In this issue of Experimental Dermatology, Dr Engel and her co-workers address the issue using a mouse model to study the distribution and composition of tattoo pigment following UVR and laser treatment. The authors argue that there may be a risk of complications either over time or due to attempts to remove the tattoos with lasers and that this risk derives directly from the pigment used and its movements in the body. A range of pigments is available today: Classical, biochemically inert substances such as carbon; and more recently, azo yellow ink (discussed here) organo-metallic red inks and white titanium oxide nanoparticles. The movement of tattoo pigment is well known, not only from clinical observation of old tattoos which can achieve a pale ‘washed-out’ look over time but also from imaging studies. Using in vivo confocal microscopy, optical coherence tomography and PET scanning the drift of pigment can be visualized (9–11). The pigment can spread locally to adjacent skin or mucosa, and tattoo pigment has been found in lymph nodes of melanoma patients simulating metastasis and suggesting that it may wander widely in the body (12–14). Although Dr Engel and her co-workers did not utilize the mouse model used to study this phenomenon further in this study there is no doubt that the model is appropriate and can answer many more questions about the wandering of the pigment over time, as well as giving more precise estimates of the absolute amounts of pigment or its metabolites. It does however also raise a number of questions which would need attention in future studies: The differences between mouse and human skin in thickness and optical qualities, which aspects of the solar spectrum act on which pigment, the time elapsed between tattooing and irradiation, the difference between inks, does sunlight trigger decomposition only or is migration also involved?

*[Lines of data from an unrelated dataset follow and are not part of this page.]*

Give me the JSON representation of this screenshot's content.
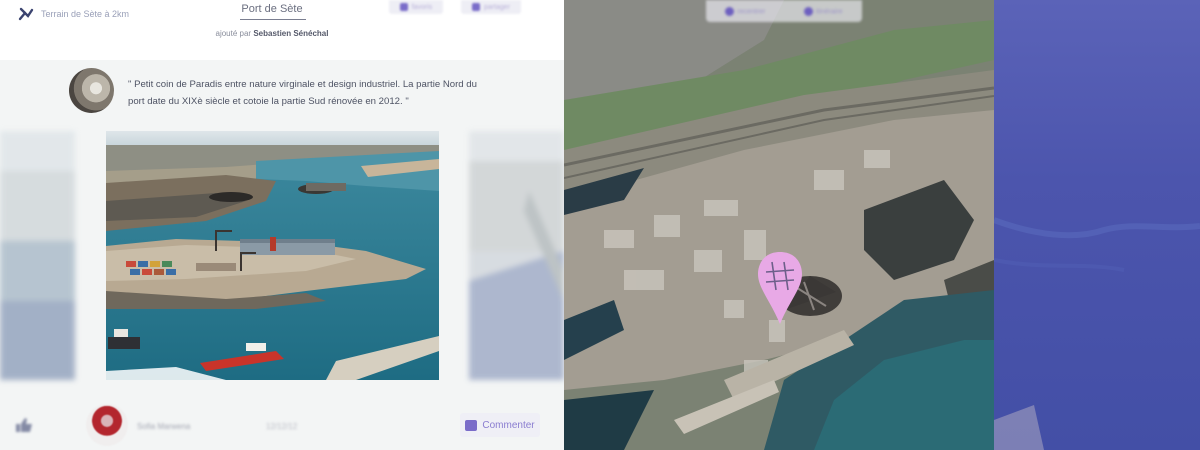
{
  "header": {
    "distance_label": "Terrain de Sète à 2km",
    "place_title": "Port de Sète",
    "added_by_prefix": "ajouté par",
    "added_by_author": "Sebastien Sénéchal",
    "button_1_label": "favoris",
    "button_2_label": "partager"
  },
  "post": {
    "quote": "\" Petit coin de Paradis entre nature virginale et design industriel. La partie Nord du port date du XIXè siècle et cotoie la partie Sud rénovée en 2012. \""
  },
  "footer": {
    "commenter_name": "Sofia Marwena",
    "comment_date": "12/12/12",
    "comment_button": "Commenter"
  },
  "map_toolbar": {
    "item_1": "recentrer",
    "item_2": "itinéraire"
  },
  "colors": {
    "accent": "#7a6cc9",
    "marker": "#e8a9e6",
    "marker_dark": "#3b3836",
    "sea_panel": "#4c55ad"
  },
  "icons": {
    "distance": "route-icon",
    "map_marker": "location-pin-icon",
    "comment": "speech-bubble-icon",
    "like": "thumbs-up-icon"
  }
}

The other aspect of this problem is what wanders. Tracking inert harmless pigment such as, for example, carbon would be of less interest, but it has been suggested that tattoo azo pigments may become mutagenic following either solar or laser light irradiation (15–18). Even simple metals are however also modified by laser irradiation and may therefore require additional investigation (19,20). The authors describe an impressive 60% pigment reduction after 32 days of simulated solar radiation in their experiment and speculate that this reduction may be due to decomposition of the pigment in the skin. The possibility of redistribution is not exhausted in the study. Apart from obviously suggesting the possibility of tattoo removal through simple solar irradiation, this brings up the question of toxicity not only locally in the skin but systemically as well (21). Potentially hazardous decomposition elements of the PR22 pigment used, were used (2,5-MNA and 4-NT) however only found after ex vivo laser therapy of the tattooed skin and not in the in vivo solar radiated skin. The experiments described therefore do not show that the same effect occurs in vivo. It has been estimated that nearly one-fifth of the tattooees wish to have their tattoos removed (22). This most often involves laser treatment, and it may therefore be speculated if this is the most appropriate form of therapy. According to the present data, laser therapy of tattoos could be interpreted to represent a potential health hazard in itself. In the experiment by Dr Engel it can be estimated that the animal were on average exposed to an estimated 47 μg of 2,5-MNA and 4-NT. It would have been helpful to know if the levels of the hazardous amines approach biologically meaningful levels as implied in the study.

The role of the tattoo has changed over time. In becoming a secular decoration, the tattoo appears to have lost its protective powers. Further studies will show to what degree protection has been replaced by danger.